We could have predicted this right back at the start for any phenotype that has significant effects on reproductive success. Natural selection will eliminate any alleles that have significant additive detrimental effects on fitness. It will by definition leave only those alleles where the causal chain is too obscure/indirect to allow selection to operate. These will thus also be too obscure/indirect to be detected in our studies, and too contingent on other factors to be useful for prediction.

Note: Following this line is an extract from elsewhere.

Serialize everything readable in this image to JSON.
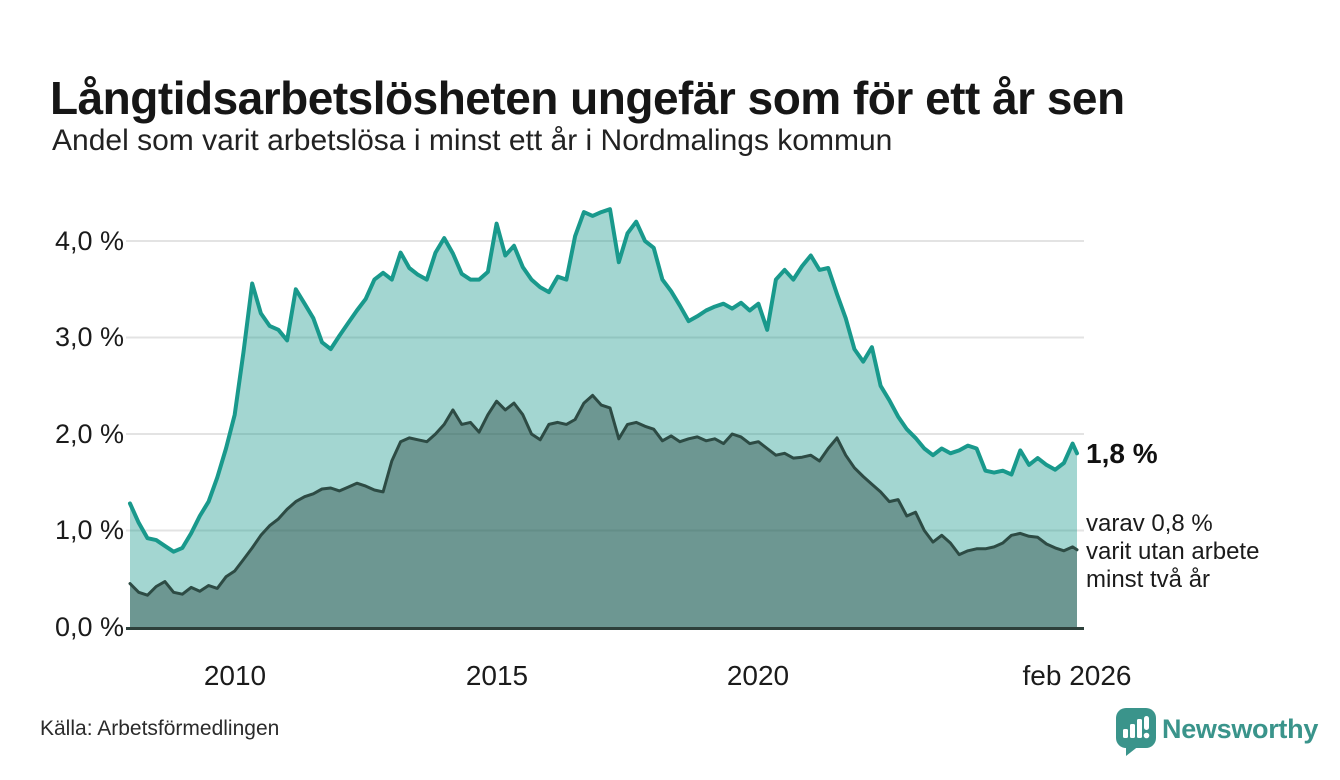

Short version: If you can use a given gene variant to reliably diagnose or predict a disease, then evolution can, will, and already has gotten rid of it.

Ken Weiss said...

Peter,
As far as you go, one would agree that this is the general gist of population genetics views of things. But the jury is still out as to the degree to which missing heritability is due to interactions, and the traits being studied are largely post-reproductive and not affecting fitness. Even just additive contributions should be less diverse in the tails of the distribution by the usual, if informal, model assumptions. If very large, individual-specific collections of very rare, mainly very weak, factors are responsible our typical models will not be finding them (and they aren't). Also, things are similar for non-disease traits. I do think that selection by nature and prediction by Francis Collins are similar in terms of allelic or genotypic effects.

Interactions need not be simple pairwise ones, however. An allele can interact in a distribution of ways depending on context. Some may put the result in the tail of the trait distribution. Our models just aren't looking for things like that, in my view, and I don't think anything I've said here disagrees with your comments.